The doubletruck spread included: "Open Range," "Westworld" (with Arnold Schwarzenegger attached as a remake of the original Yul Brynner vehicle), "Hidalgo," "The Last Samurai, " "The Lone Ranger" (with "a lithe, buxom female" as Tonto), "And Starring Pancho Villa as Himself," along with a whole bunch of projects that sank like a stone: "The Peacemakers," described as "CSI lands in the Old West."

   Of all those hits and misses absolutely nobody in my circle thought "Deadwood," stood a chance of connecting with our audience.

   We were dead wrong.

   The show became a huge success and pumped new life into a tired genre. Kathy, who generally can't stand Westerns was glued to our TV set. When I tried to remind her she was watching a "Western," she shushed me and kept watching week after week. I finally got her to admit it was the moral complexity of the characters and the language that captivated her. Someone later dubbed it as "Shakespeare in the mud." 

    That's not to say everyone in our world loves the show. I was at a Golden Boots Award gala in 2004 when the audience stood to congratulate many of the actors from the HBO show seated at a nearby table, and the guy next to me refused to stand, or even applaud; "I hate that show and everything it stands for."

   He was a Texan who owned Bracketville, the movie set site of John Wayne's "The Alamo".

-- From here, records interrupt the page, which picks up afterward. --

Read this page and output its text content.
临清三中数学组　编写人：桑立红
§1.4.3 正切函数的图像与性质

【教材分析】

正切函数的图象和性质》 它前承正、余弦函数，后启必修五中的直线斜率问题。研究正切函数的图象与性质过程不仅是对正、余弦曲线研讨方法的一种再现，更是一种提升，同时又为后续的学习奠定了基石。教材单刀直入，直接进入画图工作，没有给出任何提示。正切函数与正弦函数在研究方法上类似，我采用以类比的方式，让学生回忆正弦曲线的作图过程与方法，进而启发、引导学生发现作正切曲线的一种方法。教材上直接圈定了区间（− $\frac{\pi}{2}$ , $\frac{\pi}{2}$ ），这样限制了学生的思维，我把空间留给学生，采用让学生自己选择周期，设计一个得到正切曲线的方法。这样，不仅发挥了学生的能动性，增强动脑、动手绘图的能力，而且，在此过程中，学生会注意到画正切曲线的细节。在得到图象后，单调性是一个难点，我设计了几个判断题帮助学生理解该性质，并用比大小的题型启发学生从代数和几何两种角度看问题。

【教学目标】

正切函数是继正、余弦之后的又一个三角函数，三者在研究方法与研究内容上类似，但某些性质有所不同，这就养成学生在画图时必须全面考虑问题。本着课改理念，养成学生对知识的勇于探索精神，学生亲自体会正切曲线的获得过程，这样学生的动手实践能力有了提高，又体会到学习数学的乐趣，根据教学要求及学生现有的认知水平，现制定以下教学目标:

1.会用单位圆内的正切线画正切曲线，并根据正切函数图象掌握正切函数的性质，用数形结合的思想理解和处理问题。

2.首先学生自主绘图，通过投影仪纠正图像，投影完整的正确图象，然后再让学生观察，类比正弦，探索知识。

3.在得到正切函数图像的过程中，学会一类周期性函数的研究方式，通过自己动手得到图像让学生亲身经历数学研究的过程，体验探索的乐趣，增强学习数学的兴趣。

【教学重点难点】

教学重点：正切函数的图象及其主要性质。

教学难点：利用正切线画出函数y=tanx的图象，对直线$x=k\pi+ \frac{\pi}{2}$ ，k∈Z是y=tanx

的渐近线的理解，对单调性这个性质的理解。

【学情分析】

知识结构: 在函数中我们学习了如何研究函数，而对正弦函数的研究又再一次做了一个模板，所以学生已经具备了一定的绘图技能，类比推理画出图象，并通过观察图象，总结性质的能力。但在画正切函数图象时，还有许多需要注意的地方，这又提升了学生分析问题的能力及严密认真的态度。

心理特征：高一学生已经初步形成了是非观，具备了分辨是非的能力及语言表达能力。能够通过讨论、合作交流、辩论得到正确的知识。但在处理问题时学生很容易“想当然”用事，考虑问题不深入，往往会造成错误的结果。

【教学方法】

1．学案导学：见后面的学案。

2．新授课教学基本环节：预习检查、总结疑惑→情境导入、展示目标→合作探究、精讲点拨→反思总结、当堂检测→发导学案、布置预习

   Last summer I finally made it to the actual town of Deadwood and I was not disappointed. 

A sidewalk advertisement (literally in the sidewalk) for the wonderful Adams Museum

The crush at Wild Bill's grave.

   In fact I am going back this summer for a book signing at the Adams Museum on June 14.

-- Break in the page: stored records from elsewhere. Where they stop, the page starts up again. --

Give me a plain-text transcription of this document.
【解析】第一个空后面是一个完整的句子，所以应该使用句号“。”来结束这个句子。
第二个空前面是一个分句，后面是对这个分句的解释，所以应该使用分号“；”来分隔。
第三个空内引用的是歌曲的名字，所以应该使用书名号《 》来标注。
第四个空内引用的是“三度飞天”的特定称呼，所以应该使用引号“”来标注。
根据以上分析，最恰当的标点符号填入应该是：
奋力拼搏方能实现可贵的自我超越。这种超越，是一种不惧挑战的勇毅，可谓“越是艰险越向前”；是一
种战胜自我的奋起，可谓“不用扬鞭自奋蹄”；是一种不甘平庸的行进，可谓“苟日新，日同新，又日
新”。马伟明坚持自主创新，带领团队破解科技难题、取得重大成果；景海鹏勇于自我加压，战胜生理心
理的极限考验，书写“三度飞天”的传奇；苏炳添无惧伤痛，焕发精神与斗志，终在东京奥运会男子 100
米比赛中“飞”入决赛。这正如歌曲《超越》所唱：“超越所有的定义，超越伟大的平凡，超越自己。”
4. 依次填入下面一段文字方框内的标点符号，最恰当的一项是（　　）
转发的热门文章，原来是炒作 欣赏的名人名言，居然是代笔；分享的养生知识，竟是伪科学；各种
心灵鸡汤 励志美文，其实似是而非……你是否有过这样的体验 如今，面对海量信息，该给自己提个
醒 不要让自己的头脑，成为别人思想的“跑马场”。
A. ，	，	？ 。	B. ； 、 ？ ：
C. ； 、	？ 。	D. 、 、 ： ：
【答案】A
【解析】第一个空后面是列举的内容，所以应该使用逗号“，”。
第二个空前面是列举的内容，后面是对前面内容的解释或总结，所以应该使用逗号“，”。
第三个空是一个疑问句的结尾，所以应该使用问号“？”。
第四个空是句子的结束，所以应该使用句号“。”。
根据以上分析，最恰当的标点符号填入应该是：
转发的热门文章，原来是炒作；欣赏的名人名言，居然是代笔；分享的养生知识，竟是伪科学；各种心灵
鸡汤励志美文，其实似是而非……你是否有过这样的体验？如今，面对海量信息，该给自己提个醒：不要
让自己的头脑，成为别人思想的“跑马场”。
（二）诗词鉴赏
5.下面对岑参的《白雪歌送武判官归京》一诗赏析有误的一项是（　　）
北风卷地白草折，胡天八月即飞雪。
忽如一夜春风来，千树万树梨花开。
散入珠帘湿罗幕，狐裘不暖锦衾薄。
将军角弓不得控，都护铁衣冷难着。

   Jim Hatzell, above, who lives in Rapid City, South Dakota, acted as my guide and we traveled all around the historic area. Jim was involved in "Dances With Wolves" and many other film projects filmed in the area. He's also an artist and keeps a sketchbook. We had fun comparing notes and doodles.

   The thing I love the most about Deadwood, the town and "Deadwood," the show, is that there is room for both. And even though the language on the show is pushed a tad too far for my tastes (Pete Dexter, the author of "Deadwood" who many believe created the DNA for the show, claims that HBO encouraged David Milch to push the "mo-fo" swearing angle because it had worked to such a great effect on "The Sopranos.") they rolled the dice and took a shot. And. . .

   They were right. It worked.

"Oh, shucks, really?!"

"The joke on the set was we were doing 'Sex in The City' meets 'The Sopranos' in 'Deadwood'."